Um advogado tem muita dificuldade para emagrecer. Certo dia, é vítima de uma maldição “fatal” após atropelar uma velha cigana. A maldição? Emagrecer até a morte! Aí começa uma corrida contra o tempo. É preciso reverter a maldição. Mas, como fazer isso? THINNER é um terror dirigido por Tom Holland em 1996. O filme é baseado num conto de Stephen King, que está presente em uma das cenas do longa. Não me surpreendeu.


A VOLTA DOS MORTOS VIVOS

De 1986, dirigido por Dan O'Bannon. Um vazamento de gás, de procedência muito esquisita e causado por dois funcionários de um armazém de produtos médicos, misteriosamente faz com que os mortos de um cemitério próximo retornem à vida. O filme é muito trash. À época, deve ter sido legal de ver. Hoje, dói de tão bizarro.


OS OITO ODIADOS

Em 2016, Quentin Tarantino lançou OITO ODIADOS. Para quem viu CÃES DE ALUGUEL, vai identificar traços típicos do diretor desde as primeiras cenas. Durante uma nevasca, um carrasco, uma prisioneira, um caçador de recompensas e um xerife se confinam em um velho armazém. No local, encontram mais quatro desconhecidos que também fogem das péssimas condições climáticas do momento. Com o passar do tempo, estas oito pessoas começam a travar uma guerra particular uns com os outros, a partir da descoberta dos segredos de cada um. O resultado é um confronto que parece não ter fim. O espectador, de camarote, assiste tudo sem saber quem está certo ou quem está errado. Mais um filmaço com a marca de Tarantino. Para quem não gosta de sangue e cenas de violência, melhor nem tentar. Recomendo a todos os mortais!


STRANGER THINGS

Série criada por Matt Duffer e Ross Duffer em 2016. Nostalgia pura, anos 80, fantasia, monstros, crianças, bicicletas, aventuras, trilha sonora belíssima, mundos paralelos, referências a The Goonies (meu filme preferido da infância), Winona Ryder... enfim, podem me chamar de infantil ou de qualquer outra coisa, mas eu gostei. Gostei muito. Recomendo a todos os mortais!


BRUNA SURFISTINHA

De Marcus Baldini (2011), o drama brasileiro sobre a mocinha de família que resolve largar tudo e virar uma garota de programa consegue ser melhor que o livro em que se baseia: O doce veneno do escorpião. Sim, eu li este livro! No fim, quando você junta tudo, não sobra nada de serventia. Se ela foi feliz com tudo isso, sorte a dela. Mas o livro e o filme são dois zeros à esquerda. Bláh!


NARCOS

A segunda temporada me causou um profundo desencanto. Da primeira temporada gostei. Aprecio as narrativas, muita das quais exageradas, que envolvem o traficante colombiano Pablo Escobar. Histórias que fazem parte do ser latino-americano diante do mundo. A história de Pablo Escobar tem muito a nos ensinar, em muitos sentidos. Agora é aguardar a próxima temporada...


A BUSCA

De 2013, filme de Luciano Moura. Um casal de médicos, que não está numa relação relativamente saudável, depara-se com o fato de o único filho ter fugido de casa quando de seu aniversário de 15 anos. O pai, prestes a se separar da mãe, resolve cair no mundo em busca do filho. Ao passo em que tenta descobrir pistas sobre o menino, vai aos poucos descobrindo mais acerca de si mesmo. Um filmezinho bom.
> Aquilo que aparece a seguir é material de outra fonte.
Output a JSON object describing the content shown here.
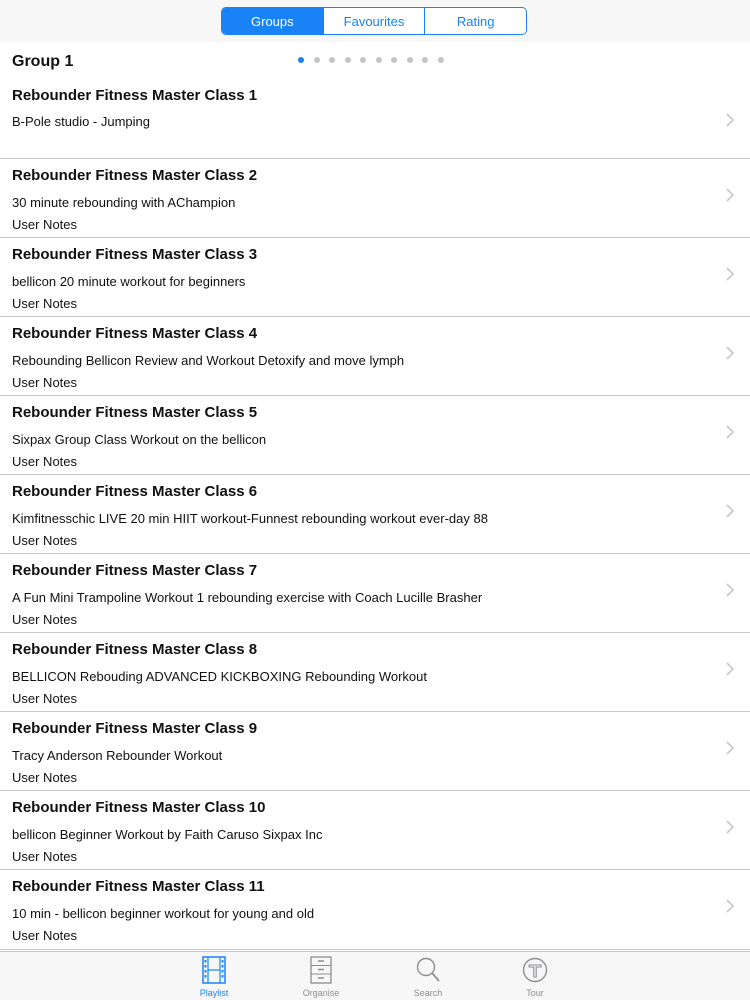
{
  "segments": [
    {
      "label": "Groups",
      "active": true
    },
    {
      "label": "Favourites",
      "active": false
    },
    {
      "label": "Rating",
      "active": false
    }
  ],
  "group": {
    "title": "Group 1",
    "page_count": 10,
    "current_page": 1
  },
  "rows": [
    {
      "title": "Rebounder Fitness Master Class 1",
      "subtitle": "B-Pole studio - Jumping",
      "notes": ""
    },
    {
      "title": "Rebounder Fitness Master Class 2",
      "subtitle": "30 minute rebounding with AChampion",
      "notes": "User Notes"
    },
    {
      "title": "Rebounder Fitness Master Class 3",
      "subtitle": "bellicon 20 minute workout for beginners",
      "notes": "User Notes"
    },
    {
      "title": "Rebounder Fitness Master Class 4",
      "subtitle": "Rebounding  Bellicon Review and Workout Detoxify and move lymph",
      "notes": "User Notes"
    },
    {
      "title": "Rebounder Fitness Master Class 5",
      "subtitle": "Sixpax Group Class Workout on the bellicon",
      "notes": "User Notes"
    },
    {
      "title": "Rebounder Fitness Master Class 6",
      "subtitle": "Kimfitnesschic LIVE 20 min HIIT workout-Funnest rebounding workout ever-day 88",
      "notes": "User Notes"
    },
    {
      "title": "Rebounder Fitness Master Class 7",
      "subtitle": "A Fun Mini Trampoline Workout  1 rebounding exercise with Coach Lucille Brasher",
      "notes": "User Notes"
    },
    {
      "title": "Rebounder Fitness Master Class 8",
      "subtitle": "BELLICON Rebouding ADVANCED KICKBOXING Rebounding Workout",
      "notes": "User Notes"
    },
    {
      "title": "Rebounder Fitness Master Class 9",
      "subtitle": "Tracy Anderson Rebounder Workout",
      "notes": "User Notes"
    },
    {
      "title": "Rebounder Fitness Master Class 10",
      "subtitle": "bellicon Beginner Workout by Faith Caruso Sixpax Inc",
      "notes": "User Notes"
    },
    {
      "title": "Rebounder Fitness Master Class 11",
      "subtitle": "10 min - bellicon beginner workout for young and old",
      "notes": "User Notes"
    }
  ],
  "tabs": [
    {
      "label": "Playlist",
      "icon": "film-icon",
      "active": true
    },
    {
      "label": "Organise",
      "icon": "cabinet-icon",
      "active": false
    },
    {
      "label": "Search",
      "icon": "magnifier-icon",
      "active": false
    },
    {
      "label": "Tour",
      "icon": "tour-icon",
      "active": false
    }
  ],
  "colors": {
    "accent": "#1a82f7",
    "separator": "#c8c7cc",
    "inactive": "#8e8e93"
  }
}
SEVEN - OS SETE PECADOS CAPITAIS

De David Fincher (1995). Dois detetives encarregam-se de investigar um serial killer que mata as pessoas de acordo com a ordem dos sete pecados capitais. Precisando lutar contra seus próprios egos, os dois travam um embate conjugal muito perigoso até as vias de fato. Confesso que esperava mais. Sigamos, bucaneiros!



* Imagem: http://mochilaonerd.com.br/category/cinema/

quarta-feira, 19 de outubro de 2016

Poemas de Germano Xavier em Francês (Parte LXV)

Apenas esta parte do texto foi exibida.